Он сказал это, уходя, но Готье отлично понял его.

Хоррокс вернулся не той дорогой, по которой приехал, а отправился кругом через лагерь. Он никогда не упускал ни одного удобного случая, когда хотел узнать что-нибудь полезное. Он не надеялся ни на что определенное, объезжая лагерь, но хотел непременно получить какие-нибудь сведения о Ретифе, уверенный, что в лагере знают о нем все. Хоррокс полагался на случай, который поможет ему открыть что-нибудь.

Но самый искусный из сыщиков все-таки часто попадает впросак, стараясь открыть преступника. Так было и с Хорроксом. Те сведения, которые он искал, были навязаны ему, так как составляли часть искусно придуманного плана. Патриархи лагеря отрядили Готье доставить известные сведения Лаблашу, но когда Готье увидел Хоррокса, то решил со свойственной ему хитростью заставить его уплатить за то, что он обязан был сообщить. Но обстоятельства так сложились, что сержант получил эти сведения даром.

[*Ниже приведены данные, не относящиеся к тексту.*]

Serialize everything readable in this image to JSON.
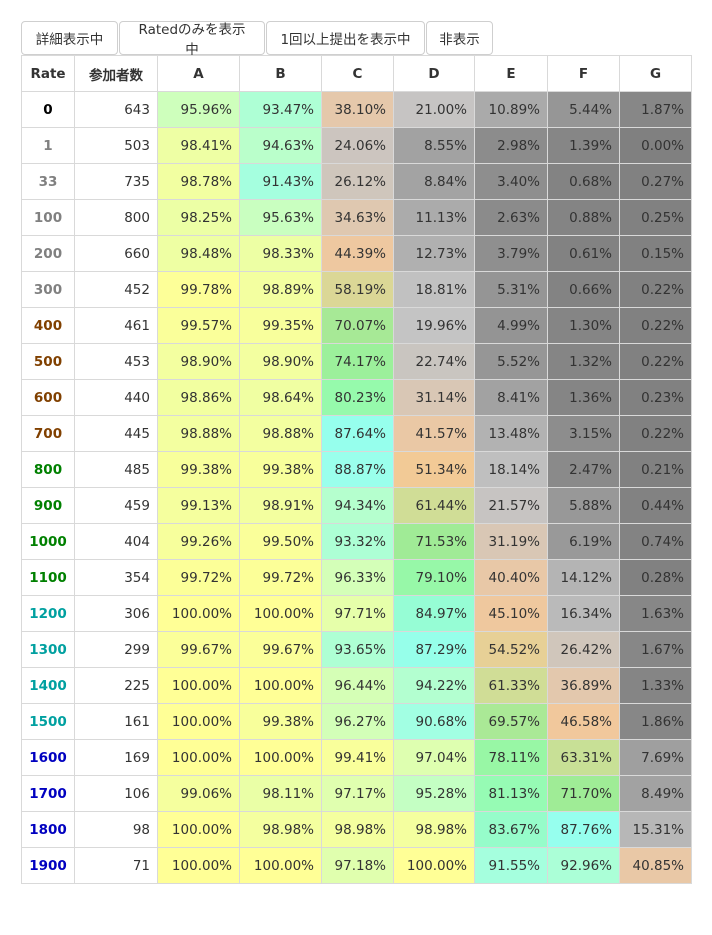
{
  "toolbar": {
    "buttons": [
      "詳細表示中",
      "Ratedのみを表示中",
      "1回以上提出を表示中",
      "非表示"
    ]
  },
  "table": {
    "headers": [
      "Rate",
      "参加者数",
      "A",
      "B",
      "C",
      "D",
      "E",
      "F",
      "G"
    ],
    "rows": [
      {
        "rate": "0",
        "count": "643",
        "values": [
          "95.96%",
          "93.47%",
          "38.10%",
          "21.00%",
          "10.89%",
          "5.44%",
          "1.87%"
        ]
      },
      {
        "rate": "1",
        "count": "503",
        "values": [
          "98.41%",
          "94.63%",
          "24.06%",
          "8.55%",
          "2.98%",
          "1.39%",
          "0.00%"
        ]
      },
      {
        "rate": "33",
        "count": "735",
        "values": [
          "98.78%",
          "91.43%",
          "26.12%",
          "8.84%",
          "3.40%",
          "0.68%",
          "0.27%"
        ]
      },
      {
        "rate": "100",
        "count": "800",
        "values": [
          "98.25%",
          "95.63%",
          "34.63%",
          "11.13%",
          "2.63%",
          "0.88%",
          "0.25%"
        ]
      },
      {
        "rate": "200",
        "count": "660",
        "values": [
          "98.48%",
          "98.33%",
          "44.39%",
          "12.73%",
          "3.79%",
          "0.61%",
          "0.15%"
        ]
      },
      {
        "rate": "300",
        "count": "452",
        "values": [
          "99.78%",
          "98.89%",
          "58.19%",
          "18.81%",
          "5.31%",
          "0.66%",
          "0.22%"
        ]
      },
      {
        "rate": "400",
        "count": "461",
        "values": [
          "99.57%",
          "99.35%",
          "70.07%",
          "19.96%",
          "4.99%",
          "1.30%",
          "0.22%"
        ]
      },
      {
        "rate": "500",
        "count": "453",
        "values": [
          "98.90%",
          "98.90%",
          "74.17%",
          "22.74%",
          "5.52%",
          "1.32%",
          "0.22%"
        ]
      },
      {
        "rate": "600",
        "count": "440",
        "values": [
          "98.86%",
          "98.64%",
          "80.23%",
          "31.14%",
          "8.41%",
          "1.36%",
          "0.23%"
        ]
      },
      {
        "rate": "700",
        "count": "445",
        "values": [
          "98.88%",
          "98.88%",
          "87.64%",
          "41.57%",
          "13.48%",
          "3.15%",
          "0.22%"
        ]
      },
      {
        "rate": "800",
        "count": "485",
        "values": [
          "99.38%",
          "99.38%",
          "88.87%",
          "51.34%",
          "18.14%",
          "2.47%",
          "0.21%"
        ]
      },
      {
        "rate": "900",
        "count": "459",
        "values": [
          "99.13%",
          "98.91%",
          "94.34%",
          "61.44%",
          "21.57%",
          "5.88%",
          "0.44%"
        ]
      },
      {
        "rate": "1000",
        "count": "404",
        "values": [
          "99.26%",
          "99.50%",
          "93.32%",
          "71.53%",
          "31.19%",
          "6.19%",
          "0.74%"
        ]
      },
      {
        "rate": "1100",
        "count": "354",
        "values": [
          "99.72%",
          "99.72%",
          "96.33%",
          "79.10%",
          "40.40%",
          "14.12%",
          "0.28%"
        ]
      },
      {
        "rate": "1200",
        "count": "306",
        "values": [
          "100.00%",
          "100.00%",
          "97.71%",
          "84.97%",
          "45.10%",
          "16.34%",
          "1.63%"
        ]
      },
      {
        "rate": "1300",
        "count": "299",
        "values": [
          "99.67%",
          "99.67%",
          "93.65%",
          "87.29%",
          "54.52%",
          "26.42%",
          "1.67%"
        ]
      },
      {
        "rate": "1400",
        "count": "225",
        "values": [
          "100.00%",
          "100.00%",
          "96.44%",
          "94.22%",
          "61.33%",
          "36.89%",
          "1.33%"
        ]
      },
      {
        "rate": "1500",
        "count": "161",
        "values": [
          "100.00%",
          "99.38%",
          "96.27%",
          "90.68%",
          "69.57%",
          "46.58%",
          "1.86%"
        ]
      },
      {
        "rate": "1600",
        "count": "169",
        "values": [
          "100.00%",
          "100.00%",
          "99.41%",
          "97.04%",
          "78.11%",
          "63.31%",
          "7.69%"
        ]
      },
      {
        "rate": "1700",
        "count": "106",
        "values": [
          "99.06%",
          "98.11%",
          "97.17%",
          "95.28%",
          "81.13%",
          "71.70%",
          "8.49%"
        ]
      },
      {
        "rate": "1800",
        "count": "98",
        "values": [
          "100.00%",
          "98.98%",
          "98.98%",
          "98.98%",
          "83.67%",
          "87.76%",
          "15.31%"
        ]
      },
      {
        "rate": "1900",
        "count": "71",
        "values": [
          "100.00%",
          "100.00%",
          "97.18%",
          "100.00%",
          "91.55%",
          "92.96%",
          "40.85%"
        ]
      }
    ]
  },
  "colors": {
    "rate_gray": "#808080",
    "rate_brown": "#804000",
    "rate_green": "#008000",
    "rate_cyan": "#00a0a0",
    "rate_blue": "#0000c0",
    "rate_zero": "#000000"
  }
}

Он почти кругом объехал лагерь. Хотя он и привык к этому, но все же зловоние во многих местах вызывало у него тошноту. Поэтому он остановился возле одной из лачуг в конце деревни и, вынув свою трубку, начал набивать ее, чтобы посредством табачного дыма побороть преследующий его противный запах. Вдруг он услышал голоса разговаривающих и по привычке стал прислушиваться. Говорили в лачуге, притом довольно громко, с резким индейским акцентом и характерной краткостью в выражениях. Хоррокс тотчас же узнал жаргон французских метисов и на мгновение усомнился, стоит ли слушать их. Но его внимание было привлечено следующими словами:

— Да, — послышался чей-то грубый голос. — Он славный парень, этот Ретиф. Когда у него много, то он тратит щедро. Он не грабит бедных метисов, а только белых богачей. Питер умен — очень.

Другой голос, более глухой и глубокий, подхватил эту похвалу:

— Питер знает, как тратить свои деньги. Он тратит их среди своих приятелей. Это хорошо. Подумай, сколько виски он купит!..

Чей-то голос вмещался в разговор, и Хоррокс напряг слух, чтобы уловить слова, так как это был голос женщины, и она говорила неясно:

— Он сказал, что заплатит за все… за все, что мы сможем съесть и выпить. А «пуски» состоится вечером послезавтра. Он сам будет на этом празднике и будет танцевать «Джигу Красной реки». Питер великий танцор и превзойдет всех остальных.